Yesterday I wrote that the opposition in Venezuela seems determined to maintain the economic model installed by Hugo Chávez that fosters people’s dependency on government. I should’ve written “most of the opposition,” since there is a remarkable exception in the field of presidential candidates: Congresswoman María Corina Machado.
At a rally yesterday in a working class neighborhood of Caracas, and surrounded by unlicensed street vendors, female small business owners and young followers, Machado launched her political platform called “People’s Capitalism,” under which, she said, “Venezuela will leave behind the entitlement model in order to build true prosperity for its citizens.” This is a breath of fresh air from the usual Venezuelan political discourse that stresses the government’s central role in redistributing the country’s oil riches. In fact, just the use of the word “capitalism” is extremely daring in a nation where free market ideas have been consistently disparaged by President Chávez and his acolytes for over a decade.

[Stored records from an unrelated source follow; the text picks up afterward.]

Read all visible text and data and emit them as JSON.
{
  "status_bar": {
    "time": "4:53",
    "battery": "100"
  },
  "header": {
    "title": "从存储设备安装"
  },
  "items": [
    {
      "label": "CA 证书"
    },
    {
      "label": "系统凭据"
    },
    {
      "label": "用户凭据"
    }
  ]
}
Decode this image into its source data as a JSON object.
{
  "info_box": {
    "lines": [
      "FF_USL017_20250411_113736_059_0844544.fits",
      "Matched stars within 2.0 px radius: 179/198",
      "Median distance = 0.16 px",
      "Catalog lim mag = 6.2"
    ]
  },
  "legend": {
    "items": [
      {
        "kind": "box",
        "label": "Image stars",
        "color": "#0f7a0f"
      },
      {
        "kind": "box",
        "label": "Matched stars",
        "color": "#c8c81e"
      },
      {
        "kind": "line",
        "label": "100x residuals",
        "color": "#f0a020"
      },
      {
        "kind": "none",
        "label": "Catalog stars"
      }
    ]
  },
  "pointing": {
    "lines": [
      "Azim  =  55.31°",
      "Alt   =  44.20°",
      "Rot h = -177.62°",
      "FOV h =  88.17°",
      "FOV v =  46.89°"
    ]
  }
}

In her speech, Machado attacked socialism as a model that perpetuates poverty by demeaning people and creating dependency. She explained that her platform is based on trust in the creative capacity of the individual. As for the role of government, Machado said that it must provide the legal framework that stimulates entrepreneurship and eliminates regulatory obstacles so that people in the informal economy—such as the vendors she was addressing—can join the formal economy. She also offered a strong defense of private property by saying that “if you can’t own the fruit of your labor, then you don’t own your labor and thus you aren’t free.”
Despite being elected to the National Assembly last year with the greatest number of votes in all Venezuela, Machado is a long shot to win the nomination for the Coalition for Democratic Unity. However, her commitment to free market ideas is a welcome departure from the other opposition candidates who seem interested in perpetuating Venezuela’s entitlement culture.